Thursday, March 17, 2011

Hope

My sister-in-law is currently performing against the odds. She had brain surgery this morning and the doctor seemed happy with the outcome. They were able to take her off the ventilator this afternoon and she's still very sedated and doped up but is responsive and even talking a little bit. She can apparently respond to simple commands from the doctors, like holding up the number of fingers they ask her to hold up. She recognized her husband and Penn, and even talked to them a little bit (they have her strapped to the bed right now because in her groggy state she keeps trying to remove all of her wires and tubes, and Penn said that she offered to pay him if he would undo the straps. So that's definitely a good sign.). Tomorrow as she becomes more aware of her surroundings they'll start a bunch of tests to see how she stands as far as physical and mental function. There's still so much she needs to overcome, but we're all encouraged by how well she seems to be doing so far. There are so many reasons to be hopeful, but she's not out of the woods yet and it's still really scary.

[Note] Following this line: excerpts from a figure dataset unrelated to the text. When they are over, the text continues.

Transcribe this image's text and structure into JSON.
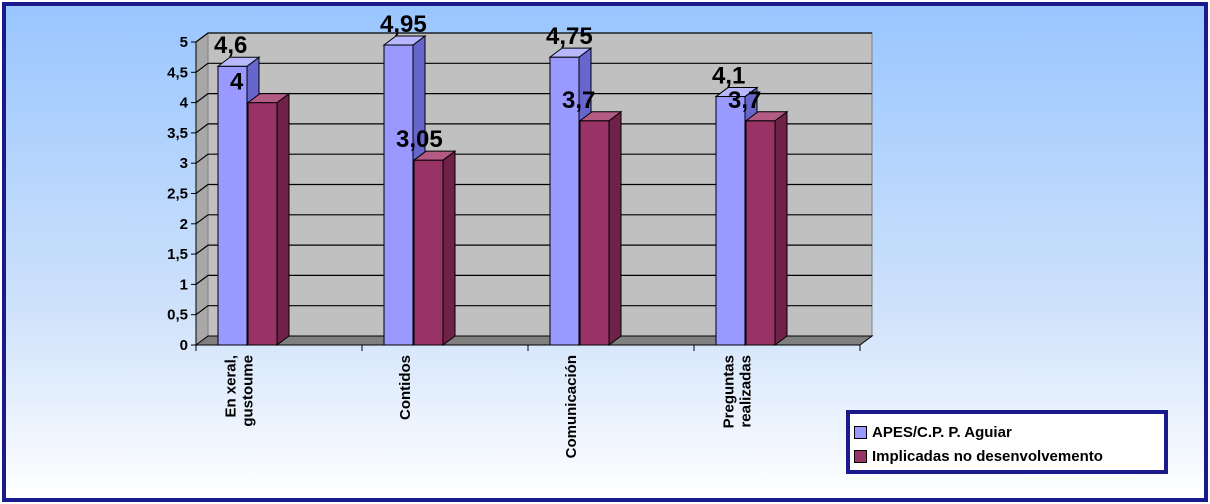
{
  "chart_data": {
    "type": "bar",
    "categories": [
      [
        "En xeral,",
        "gustoume"
      ],
      [
        "Contidos"
      ],
      [
        "Comunicación"
      ],
      [
        "Preguntas",
        "realizadas"
      ]
    ],
    "series": [
      {
        "name": "APES/C.P. P. Aguiar",
        "values": [
          4.6,
          4.95,
          4.75,
          4.1
        ],
        "labels": [
          "4,6",
          "4,95",
          "4,75",
          "4,1"
        ]
      },
      {
        "name": "Implicadas no desenvolvemento",
        "values": [
          4,
          3.05,
          3.7,
          3.7
        ],
        "labels": [
          "4",
          "3,05",
          "3,7",
          "3,7"
        ]
      }
    ],
    "yticks": [
      "0",
      "0,5",
      "1",
      "1,5",
      "2",
      "2,5",
      "3",
      "3,5",
      "4",
      "4,5",
      "5"
    ],
    "ylim": [
      0,
      5
    ],
    "grid": true,
    "legend_position": "bottom-right",
    "colors": {
      "series1_face": "#9999ff",
      "series1_side": "#6666cc",
      "series1_top": "#b8b8ff",
      "series2_face": "#993366",
      "series2_side": "#6e2248",
      "series2_top": "#b35a85",
      "wall": "#c0c0c0",
      "floor": "#808080",
      "border": "#1a1a8c"
    }
  }
}
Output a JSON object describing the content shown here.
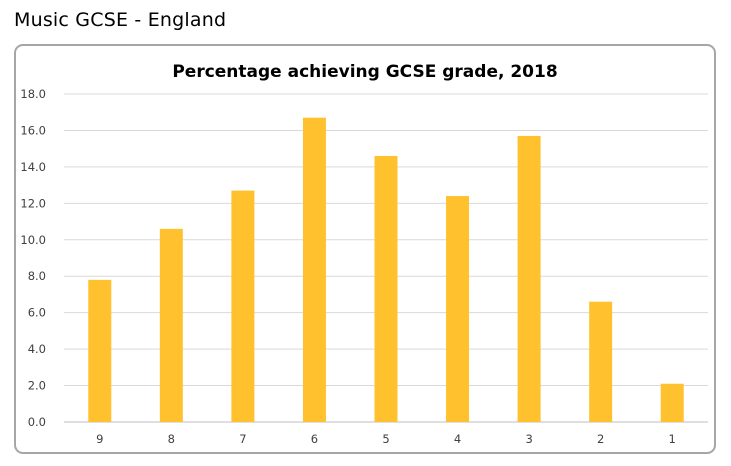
{
  "header": {
    "title": "Music GCSE - England"
  },
  "chart_data": {
    "type": "bar",
    "title": "Percentage achieving GCSE grade, 2018",
    "xlabel": "",
    "ylabel": "",
    "categories": [
      "9",
      "8",
      "7",
      "6",
      "5",
      "4",
      "3",
      "2",
      "1"
    ],
    "values": [
      7.8,
      10.6,
      12.7,
      16.7,
      14.6,
      12.4,
      15.7,
      6.6,
      2.1
    ],
    "ylim": [
      0,
      18
    ],
    "yticks": [
      "0.0",
      "2.0",
      "4.0",
      "6.0",
      "8.0",
      "10.0",
      "12.0",
      "14.0",
      "16.0",
      "18.0"
    ],
    "bar_color": "#FFC12E",
    "grid": true,
    "legend": "none"
  }
}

It's weird being in a limbo position here. I know I'm more helpful here where I can actually take care of the house and the pets and earn money, but it really sucks not being with my husband to offer physical support and to help him deal with his family. And it especially sucks having all of this up in the air. You know I hate not knowing what will happen next, and right now the options for what might happen next are so huge. Being at a hospital far from home would be useless right now, and I (selfishly) would rather not be with Penn's family in such a high stress situation where I know I would just feel awkward and in the way, but it feels so frustrating being here home alone, too.
Ugh. I have to write a midterm for my students to take tomorrow. Life goes on. I'll probably stop writing about this situation here since it's not really my trauma and talking about my minor role in it just feels selfish. But I couldn't just leave yesterday's post hanging without some kind of update. So that's that. Moving off this topic until I have something definitive (and good, hopefully) to say about it.